It’s been a busy week — the kind of busy that sees words on the page. Some new, some recycled, and others reorganised.
So hey — and hello — to new subscribers.
I’ve been making decisions about stuff I’ve made up.
The Spectral Detective is an idea for a series of novels. The artwork here, and in previous newsletters, is from that concept.
While I can point to plenty of detective fiction and cinema as inspiration, this one began with a dream. A very particular dream. A distinctive hero, with a twist, working as a private investigator from his New York office, with a strong female partner. Sometime shortly after WWII.
Many stories start somewhere in the middle.
Take Hornblower by C.S. Forester. The first book published — The Happy Return (1937) — shows Hornblower already a captain on a serious mission. But the “first” book in his life’s timeline doesn’t appear until 1952. Then in 1963 we get another, set before 1953’s Hornblower and the Hotspur, though it’s written ten years later — Lieutenant Hornblower.
And there are good reasons for starting with the finished article. We meet Sam Spade already a hard-boiled detective in the first paragraph of The Maltese Falcon. In 1997, Lee Child’s The Killing Floor gives us Jack Reacher — a former US Army Major, Military Police — already wandering the USA with no fixed abode. Then, in 2004, Child stepped back with the first of four prequels, within a 29-book series.
Last year, when I began plotting the adventures of Arthur Raphael King, I set The Spectral Detective in 1947. I didn’t plan on doing a giveaway, introductory story. That came this year.
For a novella, I thought: start with King’s final wartime mission, then show why he became a private investigator — the story before 1947, more or less the time and place of my formative dream.
But it grew.
For all the right reasons, it’s becoming a novel.

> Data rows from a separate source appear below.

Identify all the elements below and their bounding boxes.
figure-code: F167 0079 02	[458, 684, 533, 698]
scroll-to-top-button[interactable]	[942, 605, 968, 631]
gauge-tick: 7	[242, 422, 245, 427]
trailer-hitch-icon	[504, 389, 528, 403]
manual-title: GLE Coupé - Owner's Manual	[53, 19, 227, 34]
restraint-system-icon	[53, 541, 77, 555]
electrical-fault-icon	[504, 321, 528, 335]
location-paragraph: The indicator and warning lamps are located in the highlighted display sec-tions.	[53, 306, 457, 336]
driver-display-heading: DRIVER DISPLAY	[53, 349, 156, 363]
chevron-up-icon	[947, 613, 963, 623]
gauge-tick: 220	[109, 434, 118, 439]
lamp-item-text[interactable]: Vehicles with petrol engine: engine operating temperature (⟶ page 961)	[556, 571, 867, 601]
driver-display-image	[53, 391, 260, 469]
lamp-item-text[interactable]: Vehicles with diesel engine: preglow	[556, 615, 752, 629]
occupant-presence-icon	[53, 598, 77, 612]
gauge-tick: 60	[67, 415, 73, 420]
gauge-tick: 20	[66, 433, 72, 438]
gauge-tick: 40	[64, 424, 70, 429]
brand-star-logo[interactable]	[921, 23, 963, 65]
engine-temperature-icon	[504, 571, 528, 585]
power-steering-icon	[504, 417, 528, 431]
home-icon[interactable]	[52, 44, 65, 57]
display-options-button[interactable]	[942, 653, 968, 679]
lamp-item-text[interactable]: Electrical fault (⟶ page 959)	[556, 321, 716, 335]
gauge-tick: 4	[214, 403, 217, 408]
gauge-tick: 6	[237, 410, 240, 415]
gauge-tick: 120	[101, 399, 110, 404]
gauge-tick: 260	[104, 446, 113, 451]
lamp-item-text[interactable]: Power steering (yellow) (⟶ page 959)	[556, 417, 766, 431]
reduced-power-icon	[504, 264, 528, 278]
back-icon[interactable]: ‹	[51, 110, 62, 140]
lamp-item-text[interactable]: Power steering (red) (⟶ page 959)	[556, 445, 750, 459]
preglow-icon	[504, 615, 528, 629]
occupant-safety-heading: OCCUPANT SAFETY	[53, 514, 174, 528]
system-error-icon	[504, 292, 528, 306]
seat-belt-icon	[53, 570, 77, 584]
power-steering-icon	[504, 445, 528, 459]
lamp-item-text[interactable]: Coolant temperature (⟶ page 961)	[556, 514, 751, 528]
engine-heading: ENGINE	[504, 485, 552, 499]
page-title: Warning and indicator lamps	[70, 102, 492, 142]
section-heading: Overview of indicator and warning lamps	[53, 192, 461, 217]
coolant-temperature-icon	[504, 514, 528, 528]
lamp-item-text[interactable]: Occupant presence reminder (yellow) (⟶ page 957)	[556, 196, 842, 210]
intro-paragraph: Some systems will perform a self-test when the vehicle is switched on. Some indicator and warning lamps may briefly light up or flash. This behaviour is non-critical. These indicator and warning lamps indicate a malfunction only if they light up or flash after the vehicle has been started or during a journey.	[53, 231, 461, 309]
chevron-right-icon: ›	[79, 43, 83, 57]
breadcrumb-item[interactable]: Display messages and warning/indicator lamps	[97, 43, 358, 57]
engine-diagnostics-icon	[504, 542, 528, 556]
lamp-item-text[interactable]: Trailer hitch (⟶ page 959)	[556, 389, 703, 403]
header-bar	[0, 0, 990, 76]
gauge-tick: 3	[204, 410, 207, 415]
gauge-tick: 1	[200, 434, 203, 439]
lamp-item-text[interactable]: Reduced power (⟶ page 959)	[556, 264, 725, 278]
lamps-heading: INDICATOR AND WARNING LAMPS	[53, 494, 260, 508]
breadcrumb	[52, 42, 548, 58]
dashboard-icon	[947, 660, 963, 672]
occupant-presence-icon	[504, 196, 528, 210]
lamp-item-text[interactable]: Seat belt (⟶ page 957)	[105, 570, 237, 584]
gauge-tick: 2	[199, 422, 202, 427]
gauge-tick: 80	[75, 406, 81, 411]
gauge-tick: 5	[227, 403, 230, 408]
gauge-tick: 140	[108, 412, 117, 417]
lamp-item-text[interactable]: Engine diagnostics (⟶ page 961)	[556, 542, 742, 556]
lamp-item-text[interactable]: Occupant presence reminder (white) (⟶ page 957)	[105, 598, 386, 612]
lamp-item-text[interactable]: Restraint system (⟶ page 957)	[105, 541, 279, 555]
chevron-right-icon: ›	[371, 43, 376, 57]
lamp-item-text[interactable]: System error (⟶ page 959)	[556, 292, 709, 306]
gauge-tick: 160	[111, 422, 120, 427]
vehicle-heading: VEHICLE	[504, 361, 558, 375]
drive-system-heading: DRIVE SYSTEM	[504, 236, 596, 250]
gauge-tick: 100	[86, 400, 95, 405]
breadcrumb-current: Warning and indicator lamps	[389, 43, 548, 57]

Rather than short-change you — and myself — I’m going to finish King in the Dark as a full-length book. But not just yet.
The novella prequel is still happening. Arthur King will walk in as a fully formed adult — but not yet the man who becomes the Spectral Detective. And with hindsight, I’m fixing a weakness in King in the Dark by fleshing out that crucial mission in the closing months of the war in Europe.
An event that changes Arthur King’s life forever.
The novella will be the first step into this story.